Più il popolo italiano si secolarizza, più la Chiesa si mondanizza rafforzando il suo potere politico ed economico.


Che la Chiesa in Italia sia ormai una istituzione totalmente svuotata da ogni principio evangelico e sempre più tesa al perseguimento del potere economico e politico, è cosa ormai talmente evidente che comincia ad essere condivisa da strati sempre più vasti della popolazione. 

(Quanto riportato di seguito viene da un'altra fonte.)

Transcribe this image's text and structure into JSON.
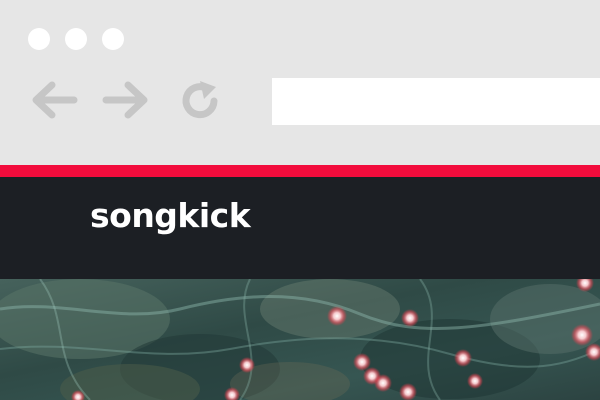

La gente, i cittadini, il popolo, chiamateli come volete, sono sempre più delusi e indignati contro governi e partiti che hanno ridotto il Paese al lastrico, ma anche contro una Chiesa che ha sostenuto o tollerato il malgoverno che ci rovinati, preoccupandosi solo di ricavare dal potere politico benefici, privilegi e prebende di ogni genere, declinando ogni senso di responsabilità economica per il salvataggio dell'economia nazionale e ancora più deludendo per i nuovi scandali finanziari e lo sconcertante fenomeno dei numerosissimi casi accertati di pedofilia di preti.

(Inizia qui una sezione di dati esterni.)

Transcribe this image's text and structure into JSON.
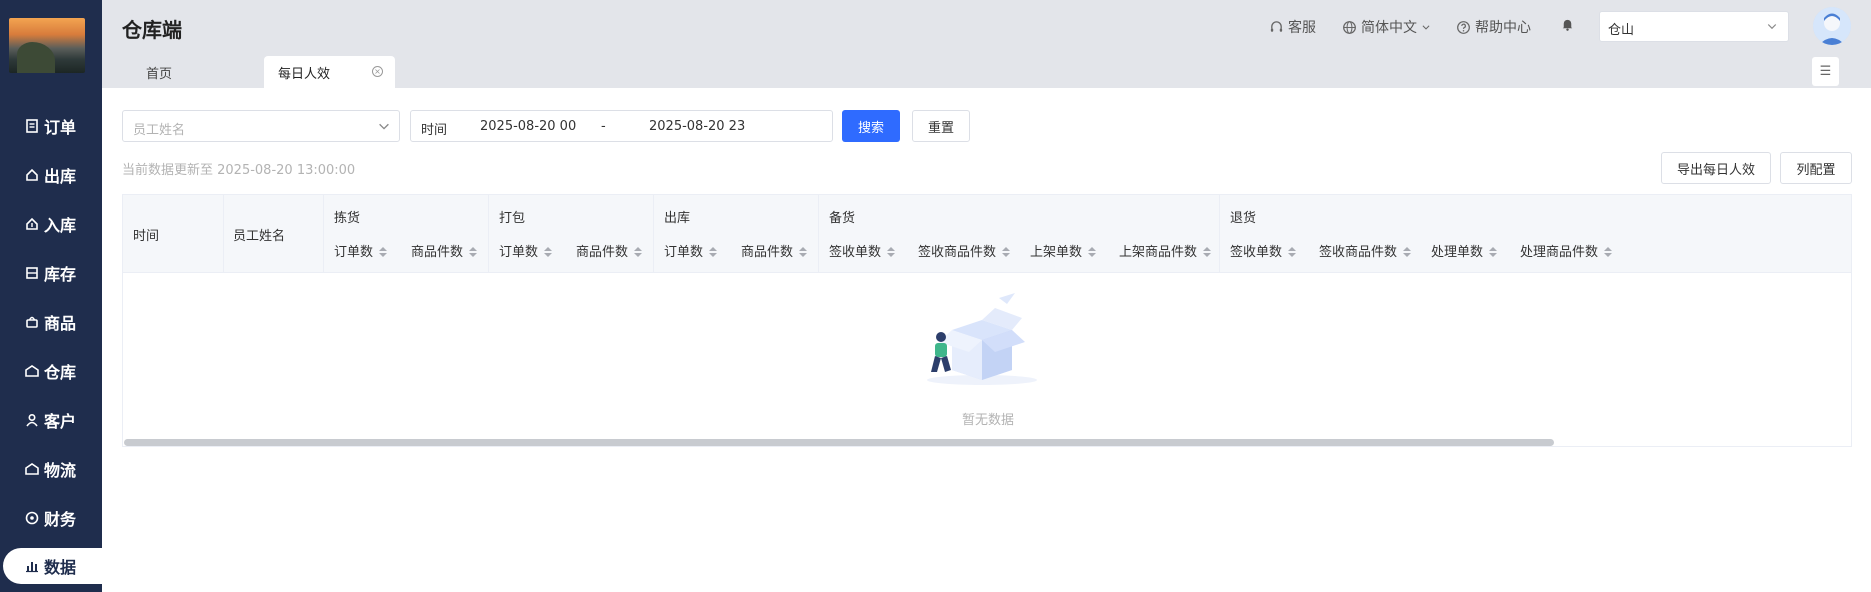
{
  "app": {
    "title": "仓库端"
  },
  "sidebar": {
    "items": [
      {
        "label": "订单",
        "icon": "document-icon"
      },
      {
        "label": "出库",
        "icon": "outbound-icon"
      },
      {
        "label": "入库",
        "icon": "inbound-icon"
      },
      {
        "label": "库存",
        "icon": "inventory-icon"
      },
      {
        "label": "商品",
        "icon": "bag-icon"
      },
      {
        "label": "仓库",
        "icon": "warehouse-icon"
      },
      {
        "label": "客户",
        "icon": "user-icon"
      },
      {
        "label": "物流",
        "icon": "logistics-icon"
      },
      {
        "label": "财务",
        "icon": "finance-icon"
      },
      {
        "label": "数据",
        "icon": "chart-icon",
        "active": true
      }
    ]
  },
  "header": {
    "customer_service": "客服",
    "language": "简体中文",
    "help_center": "帮助中心",
    "warehouse_select": "仓山"
  },
  "tabs": [
    {
      "label": "首页"
    },
    {
      "label": "每日人效",
      "active": true
    }
  ],
  "filters": {
    "employee_placeholder": "员工姓名",
    "time_label": "时间",
    "start_time": "2025-08-20 00",
    "separator": "-",
    "end_time": "2025-08-20 23",
    "search_label": "搜索",
    "reset_label": "重置"
  },
  "update_note": "当前数据更新至 2025-08-20 13:00:00",
  "actions": {
    "export_label": "导出每日人效",
    "columns_label": "列配置"
  },
  "table": {
    "fixed_columns": [
      "时间",
      "员工姓名"
    ],
    "groups": [
      {
        "label": "拣货",
        "columns": [
          "订单数",
          "商品件数"
        ]
      },
      {
        "label": "打包",
        "columns": [
          "订单数",
          "商品件数"
        ]
      },
      {
        "label": "出库",
        "columns": [
          "订单数",
          "商品件数"
        ]
      },
      {
        "label": "备货",
        "columns": [
          "签收单数",
          "签收商品件数",
          "上架单数",
          "上架商品件数"
        ]
      },
      {
        "label": "退货",
        "columns": [
          "签收单数",
          "签收商品件数",
          "处理单数",
          "处理商品件数"
        ]
      }
    ],
    "empty_text": "暂无数据"
  },
  "colors": {
    "sidebar_bg": "#1f2d4d",
    "primary": "#2f6bff",
    "header_bg": "#e3e5ea"
  }
}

La sensibilità dei fedeli è scossa a tal punto da provocare non pochi casi di abbandono e di ventilare l'ipotesi dello sciopero della messa. Il ricco e sempre più cospicuo finanziamento pubblico di cui godono le istituzioni ecclesiastiche fa percepire la Chiesa italiana assimilata e sullo stesso livello dei partiti politici. L'immagine che ultimamente la Chiesa-istituzione ha dato di sé attraverso il volto pubblico della Cei, l’ha fatta davvero sembrare
un partito come gli altri, anzi peggiore degli altri. In effetti del partito ha tutti i connotati: al suo vertice un presidente e un segretario che esercitano pieni poteri amministrativi e politici. 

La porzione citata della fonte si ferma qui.